Except it hasn’t. As set out ad nauseam on this blog, the success rate – however one measures it, and there are two ways of doing so – has fallen significantly in the four most recent quarters. I don’t recognise the four quarterly figures cited by Mr Madders, but if he really means the first four quarters after July 2013, then he is looking at the wrong quarters, for the simple reason that most of the claims decided in those four quarters were made before the introduction of fees. On average, it takes the system some nine months to determine a claim, so we can’t expect to see any noticeable impact of fees in the outcome figures – upwards or downwards – until about the middle of 2014. And, as the following chart shows, that is indeed when we see a sharp downwards change in the overall success rate.
To be fair to Mr Madders and Ms Stevens, they are not alone in getting this wrong: Citizens Advice – which appears to have briefed the MPs – is guilty of the very same oversight. But then Citizens Advice hasn’t had an employment policy officer since 2013. These facts may or may not be related.

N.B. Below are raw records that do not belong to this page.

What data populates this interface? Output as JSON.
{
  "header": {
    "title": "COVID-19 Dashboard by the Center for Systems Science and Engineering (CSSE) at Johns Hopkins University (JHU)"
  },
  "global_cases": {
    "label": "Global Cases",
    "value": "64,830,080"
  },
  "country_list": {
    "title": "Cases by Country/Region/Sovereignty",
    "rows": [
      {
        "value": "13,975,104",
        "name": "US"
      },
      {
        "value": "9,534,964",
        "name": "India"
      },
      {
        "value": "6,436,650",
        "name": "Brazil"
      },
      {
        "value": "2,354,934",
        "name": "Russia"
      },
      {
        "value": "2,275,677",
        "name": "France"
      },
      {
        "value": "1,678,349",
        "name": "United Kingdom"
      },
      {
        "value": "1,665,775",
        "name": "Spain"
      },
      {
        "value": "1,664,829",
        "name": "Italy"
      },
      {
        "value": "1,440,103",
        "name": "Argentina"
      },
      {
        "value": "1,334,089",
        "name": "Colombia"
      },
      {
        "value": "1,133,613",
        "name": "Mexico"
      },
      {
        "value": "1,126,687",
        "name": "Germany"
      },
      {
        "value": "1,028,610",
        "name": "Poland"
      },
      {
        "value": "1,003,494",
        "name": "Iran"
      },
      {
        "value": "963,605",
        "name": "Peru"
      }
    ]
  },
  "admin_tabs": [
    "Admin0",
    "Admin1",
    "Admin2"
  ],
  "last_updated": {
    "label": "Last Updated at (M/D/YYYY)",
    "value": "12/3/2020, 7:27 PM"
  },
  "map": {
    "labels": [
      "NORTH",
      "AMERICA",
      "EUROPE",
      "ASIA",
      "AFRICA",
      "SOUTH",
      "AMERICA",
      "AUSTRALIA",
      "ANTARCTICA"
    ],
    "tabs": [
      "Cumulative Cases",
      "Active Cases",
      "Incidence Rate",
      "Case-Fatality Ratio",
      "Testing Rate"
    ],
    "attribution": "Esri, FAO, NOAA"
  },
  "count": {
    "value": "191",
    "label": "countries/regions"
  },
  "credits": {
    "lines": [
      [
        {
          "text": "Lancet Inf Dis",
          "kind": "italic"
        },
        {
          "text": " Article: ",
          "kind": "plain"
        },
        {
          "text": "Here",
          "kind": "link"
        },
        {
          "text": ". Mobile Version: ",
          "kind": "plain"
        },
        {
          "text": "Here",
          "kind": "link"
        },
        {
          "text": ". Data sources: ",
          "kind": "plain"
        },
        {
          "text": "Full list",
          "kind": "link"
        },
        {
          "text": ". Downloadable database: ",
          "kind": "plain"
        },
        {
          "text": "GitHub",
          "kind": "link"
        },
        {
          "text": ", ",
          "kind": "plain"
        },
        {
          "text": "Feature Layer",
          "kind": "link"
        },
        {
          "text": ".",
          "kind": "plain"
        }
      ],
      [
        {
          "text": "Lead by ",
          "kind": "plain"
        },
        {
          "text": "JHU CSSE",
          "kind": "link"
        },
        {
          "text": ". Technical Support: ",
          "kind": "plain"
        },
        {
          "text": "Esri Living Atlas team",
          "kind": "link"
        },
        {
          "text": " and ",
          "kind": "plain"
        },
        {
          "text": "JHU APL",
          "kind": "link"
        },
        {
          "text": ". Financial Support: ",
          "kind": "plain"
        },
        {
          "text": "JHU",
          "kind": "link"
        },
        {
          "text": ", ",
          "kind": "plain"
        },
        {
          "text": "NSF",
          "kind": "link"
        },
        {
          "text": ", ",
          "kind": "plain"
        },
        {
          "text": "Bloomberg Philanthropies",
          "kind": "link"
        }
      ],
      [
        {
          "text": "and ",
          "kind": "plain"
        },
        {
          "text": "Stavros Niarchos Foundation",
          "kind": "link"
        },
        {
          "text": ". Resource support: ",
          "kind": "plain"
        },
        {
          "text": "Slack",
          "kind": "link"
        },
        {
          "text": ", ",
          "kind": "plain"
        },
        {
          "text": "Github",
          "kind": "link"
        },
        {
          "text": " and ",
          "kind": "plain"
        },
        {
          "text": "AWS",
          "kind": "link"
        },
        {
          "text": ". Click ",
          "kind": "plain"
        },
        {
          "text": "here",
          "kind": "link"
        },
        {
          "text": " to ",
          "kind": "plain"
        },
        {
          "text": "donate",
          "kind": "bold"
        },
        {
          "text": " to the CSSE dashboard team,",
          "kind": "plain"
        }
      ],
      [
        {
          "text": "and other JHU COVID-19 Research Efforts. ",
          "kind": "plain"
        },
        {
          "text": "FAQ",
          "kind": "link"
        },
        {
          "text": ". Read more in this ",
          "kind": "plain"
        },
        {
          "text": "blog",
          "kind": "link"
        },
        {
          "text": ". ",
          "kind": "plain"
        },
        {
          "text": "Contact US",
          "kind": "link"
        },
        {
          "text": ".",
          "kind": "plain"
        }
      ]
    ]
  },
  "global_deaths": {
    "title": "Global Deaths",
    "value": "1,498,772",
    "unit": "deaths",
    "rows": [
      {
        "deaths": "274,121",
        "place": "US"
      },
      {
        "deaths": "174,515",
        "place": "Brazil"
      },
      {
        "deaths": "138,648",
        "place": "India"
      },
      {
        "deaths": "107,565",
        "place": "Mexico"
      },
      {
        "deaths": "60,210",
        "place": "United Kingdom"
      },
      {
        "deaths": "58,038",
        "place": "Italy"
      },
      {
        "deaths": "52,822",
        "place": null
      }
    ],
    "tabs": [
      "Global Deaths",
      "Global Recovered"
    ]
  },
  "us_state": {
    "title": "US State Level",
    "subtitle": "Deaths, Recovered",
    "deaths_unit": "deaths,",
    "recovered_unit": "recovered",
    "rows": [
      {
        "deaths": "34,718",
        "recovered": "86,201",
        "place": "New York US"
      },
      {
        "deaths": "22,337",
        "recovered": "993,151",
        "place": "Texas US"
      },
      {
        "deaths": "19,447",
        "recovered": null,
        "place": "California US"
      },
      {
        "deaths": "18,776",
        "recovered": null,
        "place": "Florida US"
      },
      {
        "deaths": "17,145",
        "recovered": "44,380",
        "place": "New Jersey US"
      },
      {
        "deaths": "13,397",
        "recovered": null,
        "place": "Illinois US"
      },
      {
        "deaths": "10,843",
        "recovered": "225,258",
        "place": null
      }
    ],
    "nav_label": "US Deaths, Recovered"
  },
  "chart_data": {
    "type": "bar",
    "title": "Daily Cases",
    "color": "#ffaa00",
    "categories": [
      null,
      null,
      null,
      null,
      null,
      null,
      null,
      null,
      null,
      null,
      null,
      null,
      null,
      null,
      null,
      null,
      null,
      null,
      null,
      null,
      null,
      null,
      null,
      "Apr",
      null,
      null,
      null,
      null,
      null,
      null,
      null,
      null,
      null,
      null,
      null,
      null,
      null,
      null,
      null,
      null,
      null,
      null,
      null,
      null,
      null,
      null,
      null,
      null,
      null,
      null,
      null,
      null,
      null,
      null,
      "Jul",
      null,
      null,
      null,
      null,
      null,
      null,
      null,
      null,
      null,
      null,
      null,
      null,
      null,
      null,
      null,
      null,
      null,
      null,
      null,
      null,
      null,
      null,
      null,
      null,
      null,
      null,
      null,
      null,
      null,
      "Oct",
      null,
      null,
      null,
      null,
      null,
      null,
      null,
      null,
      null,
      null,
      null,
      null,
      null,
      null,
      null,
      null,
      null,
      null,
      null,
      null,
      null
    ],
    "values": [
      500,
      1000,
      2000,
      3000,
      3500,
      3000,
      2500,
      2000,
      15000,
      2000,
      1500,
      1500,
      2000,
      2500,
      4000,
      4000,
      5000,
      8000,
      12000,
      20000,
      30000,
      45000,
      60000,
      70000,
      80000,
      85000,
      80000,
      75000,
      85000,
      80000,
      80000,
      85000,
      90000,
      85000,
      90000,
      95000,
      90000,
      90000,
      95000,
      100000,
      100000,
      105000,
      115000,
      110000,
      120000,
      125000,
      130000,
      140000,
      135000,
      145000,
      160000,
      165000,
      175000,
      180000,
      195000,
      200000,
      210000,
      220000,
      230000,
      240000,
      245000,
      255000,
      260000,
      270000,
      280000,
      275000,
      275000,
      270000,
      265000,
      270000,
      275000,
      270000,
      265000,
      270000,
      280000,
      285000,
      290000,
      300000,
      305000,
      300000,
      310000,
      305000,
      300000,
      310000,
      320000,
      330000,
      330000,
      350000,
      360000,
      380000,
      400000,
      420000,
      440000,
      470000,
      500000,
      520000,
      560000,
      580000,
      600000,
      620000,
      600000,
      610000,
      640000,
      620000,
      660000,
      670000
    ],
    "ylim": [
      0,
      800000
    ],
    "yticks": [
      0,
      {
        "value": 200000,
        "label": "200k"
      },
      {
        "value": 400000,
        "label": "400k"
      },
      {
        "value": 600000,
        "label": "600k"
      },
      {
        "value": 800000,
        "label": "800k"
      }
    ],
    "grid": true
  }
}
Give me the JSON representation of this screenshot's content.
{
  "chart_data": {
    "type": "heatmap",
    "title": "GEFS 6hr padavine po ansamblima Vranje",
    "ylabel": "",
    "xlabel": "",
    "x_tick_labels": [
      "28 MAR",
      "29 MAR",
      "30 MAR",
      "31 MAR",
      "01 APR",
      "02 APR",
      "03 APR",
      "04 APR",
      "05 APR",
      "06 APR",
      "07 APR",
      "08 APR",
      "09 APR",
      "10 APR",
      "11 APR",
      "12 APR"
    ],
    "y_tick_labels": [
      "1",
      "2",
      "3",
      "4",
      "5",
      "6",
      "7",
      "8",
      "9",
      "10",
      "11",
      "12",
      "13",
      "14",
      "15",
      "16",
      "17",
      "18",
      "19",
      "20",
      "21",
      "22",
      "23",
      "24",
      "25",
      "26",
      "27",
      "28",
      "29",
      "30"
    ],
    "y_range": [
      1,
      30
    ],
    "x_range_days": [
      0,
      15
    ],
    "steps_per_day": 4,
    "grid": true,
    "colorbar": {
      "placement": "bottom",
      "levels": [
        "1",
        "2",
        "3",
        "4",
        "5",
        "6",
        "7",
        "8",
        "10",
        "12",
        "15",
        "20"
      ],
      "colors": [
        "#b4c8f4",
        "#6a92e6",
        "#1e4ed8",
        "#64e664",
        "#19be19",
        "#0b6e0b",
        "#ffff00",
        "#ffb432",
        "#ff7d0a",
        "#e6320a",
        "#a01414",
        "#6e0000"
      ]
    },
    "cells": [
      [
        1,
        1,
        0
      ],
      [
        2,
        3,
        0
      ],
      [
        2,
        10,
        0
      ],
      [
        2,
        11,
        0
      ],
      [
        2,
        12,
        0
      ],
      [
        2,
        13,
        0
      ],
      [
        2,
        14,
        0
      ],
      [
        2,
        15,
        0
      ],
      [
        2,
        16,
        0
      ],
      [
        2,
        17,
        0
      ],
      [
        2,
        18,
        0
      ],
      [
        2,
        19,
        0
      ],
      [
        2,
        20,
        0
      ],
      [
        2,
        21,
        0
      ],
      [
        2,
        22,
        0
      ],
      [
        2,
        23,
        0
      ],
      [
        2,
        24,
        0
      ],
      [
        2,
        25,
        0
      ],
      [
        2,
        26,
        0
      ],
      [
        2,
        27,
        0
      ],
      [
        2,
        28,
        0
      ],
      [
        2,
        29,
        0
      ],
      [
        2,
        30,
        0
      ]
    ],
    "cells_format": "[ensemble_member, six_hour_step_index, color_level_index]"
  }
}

Anyway, I’m not going to repeat myself here, especially as the next set of quarterly figures will be published next week, and I will update my analysis of the data on outcomes then. But perhaps Mr Madders and Ms Stevens could spend five minutes reading the final section of this blog.
So, back to the real villain of the piece, the Parliamentary Under-Secretary of State for Injustice, Shailesh Vara. Luckily for Aviva, I had got off their bus before I got to Mr Vara’s contribution to the debate, otherwise I may have done it serious damage with my forehead. As noted previously on this blog, Mr Vara is not one of the Government’s most high-profile ministers. Apart from anything else, he’s one of the diminishing minority of MPs who don’t have a Twitter account, which begs the question: how on earth does he fill his working day?
Whatever Mr Vara does get up to in his Ministry office, it doesn’t appear to include reading the ET fees review report that was completed by Ministry officials and dumped on Mr Vara’s desk at least two months ago. Throughout his contribution to Tuesday’s debate, Mr Vara gave the impression that the review – belatedly launched in June – is still keeping his officials busy looking for ways to back up his evidence-free claim that “it is too simplistic to say that the fees [have been] responsible for the drop [in claim numbers].”
Yet, no sooner had I finished reading the Hansard, and recovered from the shock of learning that “criticism [of the fees] has tended to focus on selected statistics, taken in isolation and out of context”, that I came across the minutes of the 7 October meeting of the ET National User Group. And, according to Ministry official Bill Dowse, as recorded in the minutes, the review report was by then complete and “with the relevant minister.” Which is Shailesh Vara.
So, come on Mr Vara, don’t tell us what the review report might say. Tell us what it does say. We’ve been waiting long enough. Or are you waiting for the Justice select committee of MPs to give you cover?